Wednesday, December 29, 2021

Constitutional Crisis!

I've been saying for a couple of weeks that we're in the Morning After phase of a moral panic, and part of the hangover this time is a quiet constitutional crisis. Part of the issue now, though possibly not the underlying one, is that nobody in the line of succession, the president, the vice president, or the speaker, is up to the job, and I'm not sure if we have the luxury of three years, or even 11 months, for this to work itself out.

People are starting to notice.

[Historian] Jon Meacham scares his audience, Democrats, into thinking that if Trump runs and loses again, he will do as he did in 2020 and refuse to accept the loss. He will again claim the election was stolen from him. Meacham appeared on Fareed Zakaria’s Sunday show on CNN and when asked if such a scenario would present a constitutional crisis, Meacham responded by saying, “It’s an unfolding one.”

According to the UK Daily Mail,

Presidential historian and former Biden speechwriter Jon Meacham said that he believes if ex-President Donald Trump runs for a third time in 2024, America may be thrown into a civil war as Democrats continue to press for voting rights legislation.

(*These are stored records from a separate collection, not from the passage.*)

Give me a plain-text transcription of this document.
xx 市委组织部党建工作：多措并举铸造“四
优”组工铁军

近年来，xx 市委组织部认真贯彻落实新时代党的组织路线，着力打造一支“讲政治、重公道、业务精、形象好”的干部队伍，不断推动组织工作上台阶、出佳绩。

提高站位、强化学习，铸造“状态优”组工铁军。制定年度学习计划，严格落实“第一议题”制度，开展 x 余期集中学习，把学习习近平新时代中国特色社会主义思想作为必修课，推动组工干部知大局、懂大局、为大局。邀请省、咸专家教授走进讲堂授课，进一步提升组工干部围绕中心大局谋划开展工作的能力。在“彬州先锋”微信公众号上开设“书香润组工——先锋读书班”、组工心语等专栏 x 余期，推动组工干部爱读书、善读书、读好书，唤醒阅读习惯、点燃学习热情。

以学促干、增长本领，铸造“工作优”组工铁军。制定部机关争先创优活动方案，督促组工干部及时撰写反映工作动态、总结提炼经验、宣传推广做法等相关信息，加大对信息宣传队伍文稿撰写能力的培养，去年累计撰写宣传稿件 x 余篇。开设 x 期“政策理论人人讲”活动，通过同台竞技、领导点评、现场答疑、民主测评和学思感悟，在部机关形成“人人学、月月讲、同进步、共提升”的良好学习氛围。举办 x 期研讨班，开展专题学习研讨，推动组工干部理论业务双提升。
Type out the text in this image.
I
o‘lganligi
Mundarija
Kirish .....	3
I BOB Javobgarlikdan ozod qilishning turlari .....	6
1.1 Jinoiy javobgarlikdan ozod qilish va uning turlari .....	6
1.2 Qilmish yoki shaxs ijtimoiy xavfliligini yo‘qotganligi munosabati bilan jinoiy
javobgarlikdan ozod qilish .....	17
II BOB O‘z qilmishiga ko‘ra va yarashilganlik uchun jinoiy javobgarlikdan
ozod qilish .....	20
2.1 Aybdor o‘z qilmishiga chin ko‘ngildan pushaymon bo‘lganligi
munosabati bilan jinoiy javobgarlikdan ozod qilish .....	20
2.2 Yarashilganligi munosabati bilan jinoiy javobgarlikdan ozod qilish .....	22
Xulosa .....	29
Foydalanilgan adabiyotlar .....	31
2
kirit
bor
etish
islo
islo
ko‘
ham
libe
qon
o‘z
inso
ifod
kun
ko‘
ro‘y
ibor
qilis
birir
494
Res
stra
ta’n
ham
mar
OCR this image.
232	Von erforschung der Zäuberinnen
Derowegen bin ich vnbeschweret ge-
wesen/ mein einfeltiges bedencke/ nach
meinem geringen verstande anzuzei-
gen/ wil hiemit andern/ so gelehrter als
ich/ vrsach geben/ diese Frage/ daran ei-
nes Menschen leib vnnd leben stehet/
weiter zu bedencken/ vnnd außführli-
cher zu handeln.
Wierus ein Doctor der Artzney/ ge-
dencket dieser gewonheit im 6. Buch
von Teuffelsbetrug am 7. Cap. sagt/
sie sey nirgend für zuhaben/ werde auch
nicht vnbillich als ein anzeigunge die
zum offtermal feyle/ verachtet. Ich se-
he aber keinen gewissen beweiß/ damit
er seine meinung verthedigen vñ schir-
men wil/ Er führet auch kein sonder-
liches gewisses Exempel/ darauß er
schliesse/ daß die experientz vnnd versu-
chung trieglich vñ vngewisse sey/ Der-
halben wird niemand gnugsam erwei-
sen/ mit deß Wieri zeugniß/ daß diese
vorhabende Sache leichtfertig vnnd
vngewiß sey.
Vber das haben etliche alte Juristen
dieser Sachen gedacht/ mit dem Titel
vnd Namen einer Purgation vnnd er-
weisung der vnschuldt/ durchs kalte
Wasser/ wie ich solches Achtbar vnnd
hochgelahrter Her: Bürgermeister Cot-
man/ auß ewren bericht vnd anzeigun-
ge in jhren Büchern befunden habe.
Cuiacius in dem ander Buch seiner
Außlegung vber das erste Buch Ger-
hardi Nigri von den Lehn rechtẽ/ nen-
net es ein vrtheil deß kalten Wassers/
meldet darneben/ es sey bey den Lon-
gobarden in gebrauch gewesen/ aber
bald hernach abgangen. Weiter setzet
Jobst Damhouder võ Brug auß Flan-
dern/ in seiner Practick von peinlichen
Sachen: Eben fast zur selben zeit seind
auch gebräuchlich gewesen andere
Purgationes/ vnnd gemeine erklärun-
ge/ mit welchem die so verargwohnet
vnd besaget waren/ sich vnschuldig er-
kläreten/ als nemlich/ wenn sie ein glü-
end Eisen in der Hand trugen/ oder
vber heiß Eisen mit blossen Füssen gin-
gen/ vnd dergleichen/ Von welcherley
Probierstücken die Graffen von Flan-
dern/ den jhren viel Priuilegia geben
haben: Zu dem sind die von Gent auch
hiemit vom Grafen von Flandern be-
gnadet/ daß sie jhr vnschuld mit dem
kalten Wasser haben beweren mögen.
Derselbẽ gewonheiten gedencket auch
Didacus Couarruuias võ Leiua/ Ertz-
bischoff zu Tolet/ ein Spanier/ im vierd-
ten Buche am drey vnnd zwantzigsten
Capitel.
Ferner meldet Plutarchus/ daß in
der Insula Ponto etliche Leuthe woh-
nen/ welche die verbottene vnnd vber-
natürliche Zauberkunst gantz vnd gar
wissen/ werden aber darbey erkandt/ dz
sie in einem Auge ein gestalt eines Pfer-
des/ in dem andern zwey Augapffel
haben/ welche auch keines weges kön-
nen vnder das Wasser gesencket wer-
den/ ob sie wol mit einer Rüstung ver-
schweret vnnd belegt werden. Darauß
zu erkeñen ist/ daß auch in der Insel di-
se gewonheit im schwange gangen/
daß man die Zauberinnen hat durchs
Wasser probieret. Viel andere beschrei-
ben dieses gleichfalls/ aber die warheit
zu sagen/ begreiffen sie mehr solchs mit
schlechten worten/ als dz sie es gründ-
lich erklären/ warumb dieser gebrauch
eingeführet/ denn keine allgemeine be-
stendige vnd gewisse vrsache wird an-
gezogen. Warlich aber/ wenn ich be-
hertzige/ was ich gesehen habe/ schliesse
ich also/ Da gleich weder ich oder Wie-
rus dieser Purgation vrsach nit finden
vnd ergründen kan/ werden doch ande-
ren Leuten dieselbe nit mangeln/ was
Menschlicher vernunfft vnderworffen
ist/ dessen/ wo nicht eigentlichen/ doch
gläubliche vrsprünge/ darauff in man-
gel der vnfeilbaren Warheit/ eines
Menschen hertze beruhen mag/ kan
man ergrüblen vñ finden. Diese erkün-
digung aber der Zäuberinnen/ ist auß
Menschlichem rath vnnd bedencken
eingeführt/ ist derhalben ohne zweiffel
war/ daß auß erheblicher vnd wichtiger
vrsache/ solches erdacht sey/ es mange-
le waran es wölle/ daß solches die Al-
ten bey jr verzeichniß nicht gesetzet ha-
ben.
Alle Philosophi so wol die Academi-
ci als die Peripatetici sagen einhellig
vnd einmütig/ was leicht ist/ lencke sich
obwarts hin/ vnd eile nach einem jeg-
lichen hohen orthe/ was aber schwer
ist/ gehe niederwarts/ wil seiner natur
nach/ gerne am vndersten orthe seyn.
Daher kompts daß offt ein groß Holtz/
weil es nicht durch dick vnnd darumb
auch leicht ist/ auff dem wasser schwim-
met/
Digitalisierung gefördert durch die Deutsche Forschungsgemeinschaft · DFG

Meacham, a regular CNN contributor, appeared on Fareed Zakaria's Sunday show on the network, where the host said Trump will claim he won regardless of the results in 2024.

'Doesn't that present us with a constitutional crisis?' Zakarias asked.

'I think it's an unfolding one,' Meacham replied, calling it 'an interesting use of the word crisis.'

Meacham said the riot at the Capitol on January 6 was the closest America came to forfeiting its Democracy since the Civil War.

I don't think we can dispute that people across the political spectrum -- Meacham is on the left and a Biden speechwriter -- have had an instinctive feeling that something was hinky about either the November 3, 2020 US presidential election or the January 6, 2021 demonstration at the US Capitol that protested that election. I'm an agnostic about whether the election was stolen, although clearly as a practical matter, US citizens generally have come to behave as though it was legitimate and are working through the political process to redress grievances in future elections.

And so far, it appears that they may well succeed. 2024 is a long way off for prognostication, but Trump at this point continues to dominate the political scene, consistently winning hypothetical rematches against Biden, while his endorsements of other Republican candidates are important. But even if he were to fade -- something we can't rule out -- there are other strong potential Republican candidates, including now Ted Cruz, who performed well in 2016.

What Meacham and others of the elite who were quick to agree with him on the CNN show reocognize is that the see-saw political settlement that emerged in the 1970s, resulting first from Nixon's landslide defeat of McGovern in 1972 followed by his forced resignation in 1974 and Carter's election in 1976, is coming apart. Biden and Pelosi both began their political careers during this period and advanced as conventional machine politicians.

Their problem is that the Republican party has adapted over the succeeding decades, while the Democrats have continued to rely on formulas developed during Watergate. Both Bush administrations owe a lot to Gerald Ford, but the Bushies are gone, with a tiny rear guard led by Lynne Cheney. On the other hand, the Democrat strategy against Trump following his upset election was pure Nixon era, to concoct media-driven scandals and try to drive him from office via congressional investigations, and when that didn't work, they simply repeated the effort expecting a different result. We now hear the January 6 committee will redouble its efforts in the new year. Good luck with that.

The problem with the current national mood is that whatever the Democrats were trying to accomplish in 2020, it simply didn't work, and we're seeing the results on a daily basis. That seems to be bothering everyone, but for now, we don't have any kind of resolution.